356 A.2d 646 | D.C. | 1976
Richard Lee MOHLER, Appellant,
v.
Malcolm W. HOUSTON, Appellee.
District of Columbia Court of Appeals.
D. Carroll McGean, Upper Marlboro, Md., for appellant.
*647 Reid C. Tait, James C. Gregg and Hugh Lynch, Jr., Washington, D. C., were on the brief for appellee.
Before GALLAGHER, YEAGLEY and MACK, Associate Judges.
PER CURIAM:
This appeal from the entry of summary judgment in favor of the defendant in a suit for defamation was submitted for decision upon the briefs of the parties and the record. Appellee is the attorney for appellant's former wife, and the alleged libel was contained in a brief filed by appellee on behalf of the wife on appeal to this court in a prior domestic relations action, Mohler v. Mohler, D.C.App., 302 A.2d 737 (1973). The trial court granted defendant's summary judgment motion after finding, upon review of the record of the proceeding in which the offending brief was filed, that the alleged libel was made in the course of a judicial proceeding and was relevant thereto. We affirm.
An attorney in this jurisdiction is protected by an absolute privilege to publish false and defamatory matter of another during the course and as a part of a judicial proceeding in which he or she participates as counsel, as long as it has some relation to the proceeding. The communication need not be relevant in the legal sense; the term is very liberally construed.
[S]tatements in pleadings and affidavits are absolutely privileged if they have enough appearance of connection with the case in which they are filed so that a reasonable man might think them relevant. They need not be relevant in any strict sense. [Brown v. Shimabukuro, 73 App.D.C. 194, 195, 118 F.2d 17, 18 (1941).]
See also Geier v. Jordan, D.C.Mun.App., 107 A.2d 440 (1954); United States v. Hurt, (D.C.Cir., No. 72-2229, March 8, 1976, slip op. at 9-10); Young v. Young, 57 App.D.C. 157, 18 F.2d 807 (1927); Williams v. Williams, 169 F. Supp. 860 (D.D.C.1958); Restatement of Torts § 586 (1938). The question of relevance is a question of law for the court to determine. Young v. Young, supra, 57 App.D.C. at 158, 18 F.2d at 808.
The allegedly defamatory portion of the appellate brief consists of an almost verbatim repetition of statements contained in a pleading filed by the wife in the trial court at an earlier state of the same judicial proceeding. The husband had filed a motion seeking to modify the financial and custody terms of a decree entered by the Domestic Relations Branch of the District of Columbia Court of General Sessions;[1] the wife's alleged misconduct was one of the asserted grounds for the motion. In response, first in the Opposition to the Motion to Modify and then in the brief urging affirmance filed by appellee for the wife, the assertions in question were made regarding the appellant's conduct as husband and father.[2]

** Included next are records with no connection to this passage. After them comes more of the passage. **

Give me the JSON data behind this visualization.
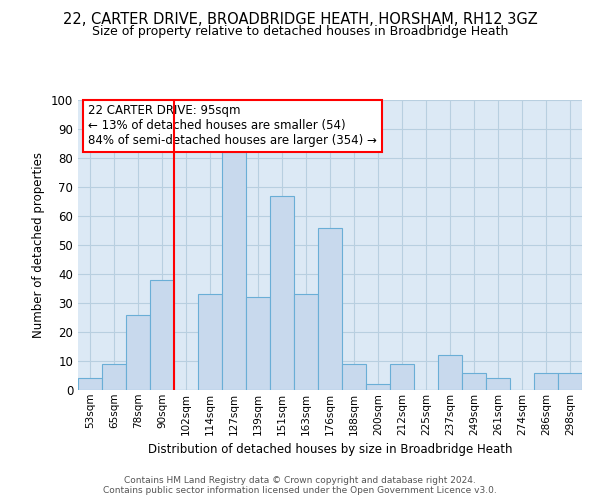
{
  "title1": "22, CARTER DRIVE, BROADBRIDGE HEATH, HORSHAM, RH12 3GZ",
  "title2": "Size of property relative to detached houses in Broadbridge Heath",
  "xlabel": "Distribution of detached houses by size in Broadbridge Heath",
  "ylabel": "Number of detached properties",
  "footer1": "Contains HM Land Registry data © Crown copyright and database right 2024.",
  "footer2": "Contains public sector information licensed under the Open Government Licence v3.0.",
  "bin_labels": [
    "53sqm",
    "65sqm",
    "78sqm",
    "90sqm",
    "102sqm",
    "114sqm",
    "127sqm",
    "139sqm",
    "151sqm",
    "163sqm",
    "176sqm",
    "188sqm",
    "200sqm",
    "212sqm",
    "225sqm",
    "237sqm",
    "249sqm",
    "261sqm",
    "274sqm",
    "286sqm",
    "298sqm"
  ],
  "bar_values": [
    4,
    9,
    26,
    38,
    0,
    33,
    82,
    32,
    67,
    33,
    56,
    9,
    2,
    9,
    0,
    12,
    6,
    4,
    0,
    6,
    6
  ],
  "bar_color": "#c8d9ed",
  "bar_edgecolor": "#6aaed6",
  "annotation_title": "22 CARTER DRIVE: 95sqm",
  "annotation_line1": "← 13% of detached houses are smaller (54)",
  "annotation_line2": "84% of semi-detached houses are larger (354) →",
  "red_line_x": 3.5,
  "ylim": [
    0,
    100
  ],
  "yticks": [
    0,
    10,
    20,
    30,
    40,
    50,
    60,
    70,
    80,
    90,
    100
  ],
  "bg_color": "#dce9f5",
  "plot_bg": "#ffffff",
  "grid_color": "#b8cfe0",
  "title1_fontsize": 10.5,
  "title2_fontsize": 9
}
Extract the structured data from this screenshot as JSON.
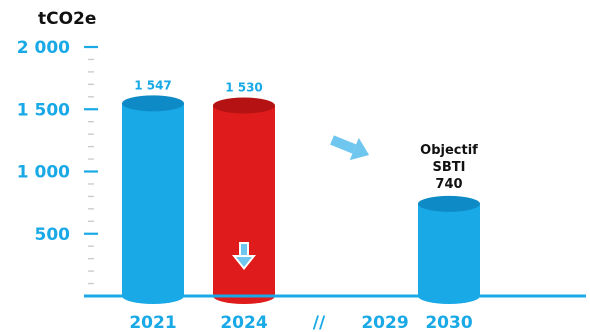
{
  "chart_data": {
    "type": "bar",
    "ylabel": "tCO2e",
    "ylim": [
      0,
      2000
    ],
    "yticks": [
      {
        "value": 500,
        "label": "500"
      },
      {
        "value": 1000,
        "label": "1 000"
      },
      {
        "value": 1500,
        "label": "1 500"
      },
      {
        "value": 2000,
        "label": "2 000"
      }
    ],
    "categories": [
      "2021",
      "2024",
      "//",
      "2029",
      "2030"
    ],
    "bars": [
      {
        "category": "2021",
        "value": 1547,
        "label": "1 547",
        "color": "#19A9E6",
        "top_color": "#0E8BC6"
      },
      {
        "category": "2024",
        "value": 1530,
        "label": "1 530",
        "color": "#E01B1B",
        "top_color": "#B51313"
      },
      {
        "category": "2030",
        "value": 740,
        "label_lines": [
          "Objectif",
          "SBTI",
          "740"
        ],
        "color": "#19A9E6",
        "top_color": "#0E8BC6"
      }
    ],
    "grid": false,
    "legend": "none"
  },
  "colors": {
    "accent": "#19A9E6",
    "highlight": "#E01B1B",
    "text": "#111111",
    "arrow_down": "#6FC6EE"
  },
  "icons": [
    "arrow-down-icon",
    "arrow-right-icon"
  ]
}
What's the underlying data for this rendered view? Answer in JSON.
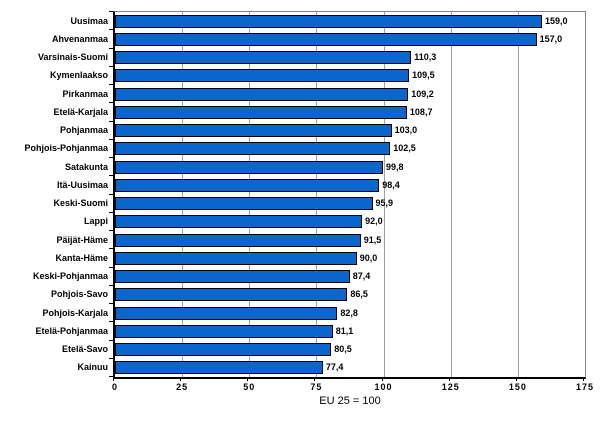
{
  "chart_data": {
    "type": "bar",
    "orientation": "horizontal",
    "title": "",
    "xlabel": "EU 25 = 100",
    "ylabel": "",
    "xlim": [
      0,
      175
    ],
    "xticks": [
      0,
      25,
      50,
      75,
      100,
      125,
      150,
      175
    ],
    "grid": true,
    "legend": false,
    "categories": [
      "Uusimaa",
      "Ahvenanmaa",
      "Varsinais-Suomi",
      "Kymenlaakso",
      "Pirkanmaa",
      "Etelä-Karjala",
      "Pohjanmaa",
      "Pohjois-Pohjanmaa",
      "Satakunta",
      "Itä-Uusimaa",
      "Keski-Suomi",
      "Lappi",
      "Päijät-Häme",
      "Kanta-Häme",
      "Keski-Pohjanmaa",
      "Pohjois-Savo",
      "Pohjois-Karjala",
      "Etelä-Pohjanmaa",
      "Etelä-Savo",
      "Kainuu"
    ],
    "values": [
      159.0,
      157.0,
      110.3,
      109.5,
      109.2,
      108.7,
      103.0,
      102.5,
      99.8,
      98.4,
      95.9,
      92.0,
      91.5,
      90.0,
      87.4,
      86.5,
      82.8,
      81.1,
      80.5,
      77.4
    ],
    "value_labels": [
      "159,0",
      "157,0",
      "110,3",
      "109,5",
      "109,2",
      "108,7",
      "103,0",
      "102,5",
      "99,8",
      "98,4",
      "95,9",
      "92,0",
      "91,5",
      "90,0",
      "87,4",
      "86,5",
      "82,8",
      "81,1",
      "80,5",
      "77,4"
    ]
  },
  "colors": {
    "bar_fill": "#0a66cc",
    "bar_border": "#000000",
    "gridline": "#a0a0a0",
    "plot_border_gray": "#848484",
    "axis_black": "#000000",
    "background": "#ffffff",
    "text": "#000000"
  }
}
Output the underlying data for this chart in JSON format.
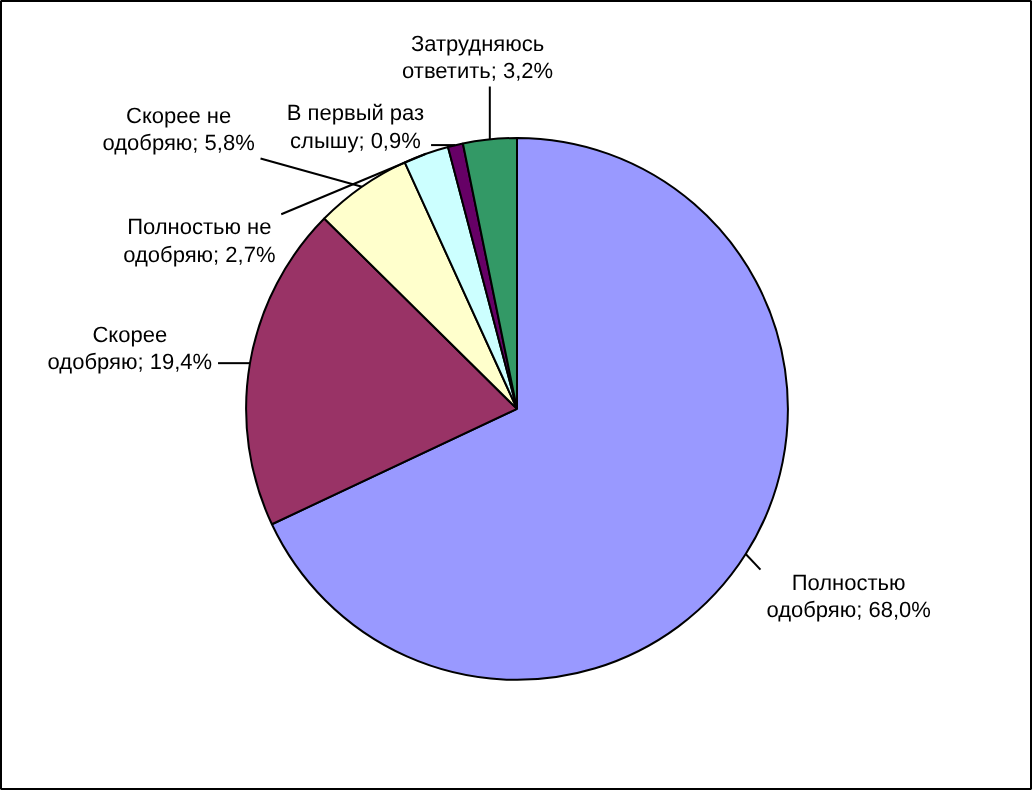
{
  "chart_data": {
    "type": "pie",
    "categories": [
      "Полностью одобряю",
      "Скорее одобряю",
      "Скорее не одобряю",
      "Полностью не одобряю",
      "В первый раз слышу",
      "Затрудняюсь ответить"
    ],
    "values": [
      68.0,
      19.4,
      5.8,
      2.7,
      0.9,
      3.2
    ],
    "colors": [
      "#9999ff",
      "#993366",
      "#ffffcc",
      "#ccffff",
      "#660066",
      "#339966"
    ],
    "value_labels": [
      "68,0%",
      "19,4%",
      "5,8%",
      "2,7%",
      "0,9%",
      "3,2%"
    ]
  }
}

There can be no question that these assertions were relevant to the question of child custody in particular, and the conflicting claims of husband and wife in general. The trial court therefore committed no error in finding as a matter of law that the material in the brief was relevant to the judicial proceeding in which it was *648 filed and, as such, was absolutely privileged.
The judgment of the trial court is
Affirmed.
NOTES
[1] The Court of General Sessions is now the Superior Court of the District of Columbia. D.C.Code 1973, § 11-901.
[2] The alleged libel consisted of statements to the effect that the husband had deserted and abandoned his wife and children in favor of another woman at a time when his wife was pregnant with their fifth child; that the husband had carried on an affair prior to his actual desertion; that his conduct was bizarre and frightening; that appellant had shown little interest in the children since the parties' separation; and that the custody provisions of the agreement were drawn with a view to protecting the wife and children from appellant's irrational behavior and threats.